Dernière mise à jour : 8 janv. 2022


© Eddy Rivière


Octobre 2019, Théâtre des Bouffes du Nord. À peine entré (ou plutôt jailli tel un diablotin !) sur scène, Yannick Jaulin nous présente son spectacle en anglais, en patois, et enfin, en français. Trois langues, trois sensibilités pour dire le monde d’aujourd’hui.

Avec beaucoup d’humour, de sensibilité et d’autodérision, ce saltimbanque des mots va nous causer de ce qui lui tient à cœur : la disparition programmée de la ruralité et des identités locales et, par contrecoup, des dialectes au profit d’une « langue unique », le français. Le français menacé lui-même de devenir une langue locale perdue dans une métalangue que serait le « globish » (« global english »).

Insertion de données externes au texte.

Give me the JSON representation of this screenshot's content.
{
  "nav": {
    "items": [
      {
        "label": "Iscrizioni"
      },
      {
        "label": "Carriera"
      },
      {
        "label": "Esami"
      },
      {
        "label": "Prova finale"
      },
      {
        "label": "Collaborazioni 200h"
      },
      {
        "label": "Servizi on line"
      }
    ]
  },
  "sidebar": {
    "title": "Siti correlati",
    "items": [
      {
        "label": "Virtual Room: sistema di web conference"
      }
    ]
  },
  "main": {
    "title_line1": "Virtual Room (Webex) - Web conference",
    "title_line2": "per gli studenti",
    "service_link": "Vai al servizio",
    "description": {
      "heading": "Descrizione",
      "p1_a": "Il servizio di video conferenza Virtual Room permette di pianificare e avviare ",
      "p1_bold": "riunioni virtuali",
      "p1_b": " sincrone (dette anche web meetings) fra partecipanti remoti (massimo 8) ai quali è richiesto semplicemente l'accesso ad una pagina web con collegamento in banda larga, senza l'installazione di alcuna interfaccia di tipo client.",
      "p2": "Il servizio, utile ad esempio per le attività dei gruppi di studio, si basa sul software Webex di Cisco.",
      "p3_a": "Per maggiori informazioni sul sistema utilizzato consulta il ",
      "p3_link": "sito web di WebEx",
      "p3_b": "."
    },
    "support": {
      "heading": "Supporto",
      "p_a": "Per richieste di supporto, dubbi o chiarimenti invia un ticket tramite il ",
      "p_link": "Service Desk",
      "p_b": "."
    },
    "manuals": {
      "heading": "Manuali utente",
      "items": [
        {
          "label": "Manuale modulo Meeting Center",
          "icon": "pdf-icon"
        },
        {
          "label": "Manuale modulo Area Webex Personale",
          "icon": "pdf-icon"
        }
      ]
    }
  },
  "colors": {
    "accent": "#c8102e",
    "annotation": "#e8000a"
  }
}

Discours politique ? Certes, pour Jaulin, la langue unique est un outil de domination culturelle et sociale puisqu’elle exclut par définition toutes les autres langues. Mais c’est surtout une déclaration d’amour à la langue, la sienne en particulier – le « parlange », ce patois de Vendée dont il est originaire – et à toutes les langues. Une déclaration qui laisse la porte ouverte à la richesse apportée par d’autres cultures.

L’homme a l’art de nous faire rire avec ce sujet primordial. Il faut tout son talent de conteur pour souligner l’importance sociale du langage sans tomber dans la démonstration. Le langage qui exclut la personne qui ne le maîtrise pas (le récit du tribunal, le « plouc »), mais aussi celui qui peut rassembler une communauté, exprimer une culture locale, ancrer dans la réalité, à l’opposé de celui, froid et technocratique, des politiques. Sans oublier le langage maternel, terreau dans lequel se nourrissent nos affects les plus élémentaires, notamment ceux qui nous viennent de l’enfance.

On rit aux éclats lorsqu’il montre au gouvernement le pas de danse qui va lui permettre de retrouver le contact avec la terre. La terre, son terroir natal auquel il porte un amour quasi charnel, mais aussi notre terre à nous, les hommes.

Renforçant son propos, la musique et les chants d’Alain Larribet, venus du Béarn, mais influencés par de lointains ailleurs, nous bercent de leurs sons envoûtants parce qu’intemporels, profonds, comme surgis des profondeurs de terres multiples. Entre le conteur et le musicien, la complicité est palpable.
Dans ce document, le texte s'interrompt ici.